Звонок был неожиданно радостным. Александр Львович даже про печень забыл.
— Прохор Савватеевич? Милейший, до чего же рад! Надолго ли?
— Утром обратно, — ответил Прохор Савватеевич.
Брандт кинул взгляд за окно. Теперь не только башня, но и липы видны были, под их кронами трое повешенных со свернутыми набок головами. На курантах два пополудни. От недавнего дождичка свежо на тротуарах. И чего хандрил? Все хорошо, все изумительно! Ведь думалось затаенно: напиться, залить тоску зеленую. Вот и зальет. Какой ты молодец, Прохор Савватеевич!
— Когда у меня? — спросил повеселевшим голосом. Теперь уже по-немецки.
— Часов в пять, в шесть — не раньше.
Немецкий у Прохора Савватеевича был не очень чист.
Положив трубку, Александр Львович прошелся по кабинету, соображая, что надо сделать, чем распорядиться. Да, жену предупредить.

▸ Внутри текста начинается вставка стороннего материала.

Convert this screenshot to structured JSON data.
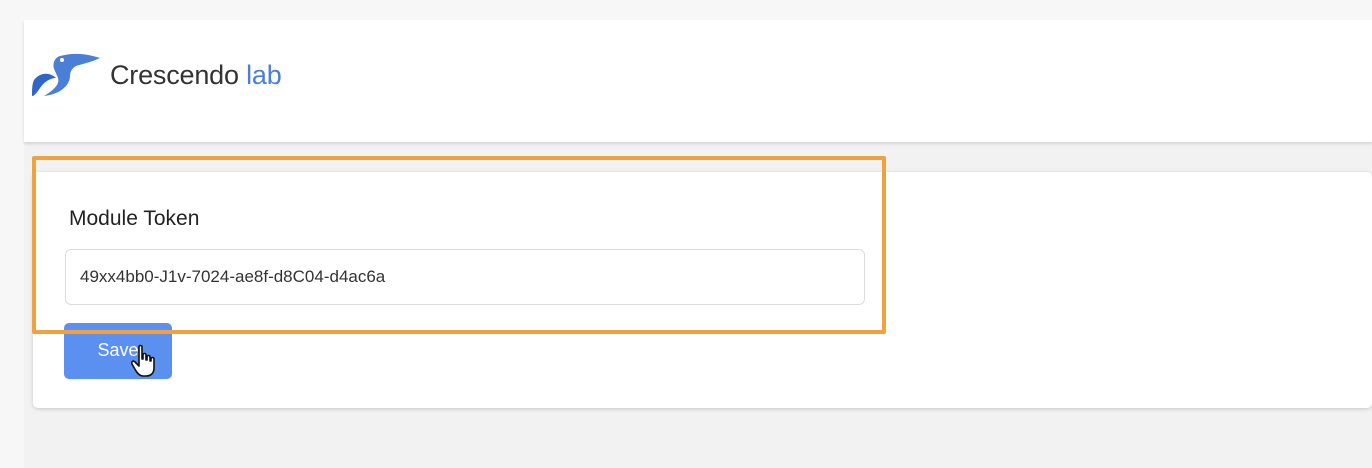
{
  "header": {
    "brand_primary": "Crescendo",
    "brand_accent": "lab",
    "logo_icon": "crescendo-bird-logo",
    "accent_color": "#4a7fd8"
  },
  "form": {
    "token_label": "Module Token",
    "token_value": "49xx4bb0-J1v-7024-ae8f-d8C04-d4ac6a",
    "save_label": "Save",
    "button_color": "#5b8ff0"
  },
  "annotation": {
    "highlight_color": "#f0a140"
  }
}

И служанку большеглазую, простушку деревенскую, куда-то сплавить надо. Эта дуреха не выдержит чар красавца Прохора, а делиться любовницей даже с близким другом натуре Брандта было противно.
Позвонил. Ответила служанка. Оказывается, жены дома нет. Ушла к отцу. Возможно, там и заночует.
Александр Львович нахмурился. Не любил он тестюшку, крепко сидит в нем советский душок, как бы не нагадил зятьку в новой жизни, не подрезал крылья на взлете. Но ушла так ушла, не на замке же держать. Спросил все же:
— Что ей вздумалось? Не собиралась вроде.
— Ваш дружок позвонил. Ну, гэты кат.
— На-таль-юш-ка, — с упреком протянул Александр Львович, понимая, что Прохор Савватеевич, разыскивая его, прежде позвонил на квартиру. — Брось свои словечки.
— Не мои они, так ваша жонка кажэ.
— Не палач он, казак. Очень пристойный человек, Наталья, — наставлял Брандт.
— Няхай — казак. В общем, ушла, сказала: няхай без меня пьянствуют, — Натальюшка игриво хихикнула. — Люблю пристойных. Завжды готова в компанию.
— Не дури, Наталья. Просилась в деревню? Вот и поезжай, навести отца с матерью.
— Тады на два дня, Александр Львович. Добра?
— Добра, добра. Разрешаю на два дня. Приготовь закуски хорошей — и сгинь.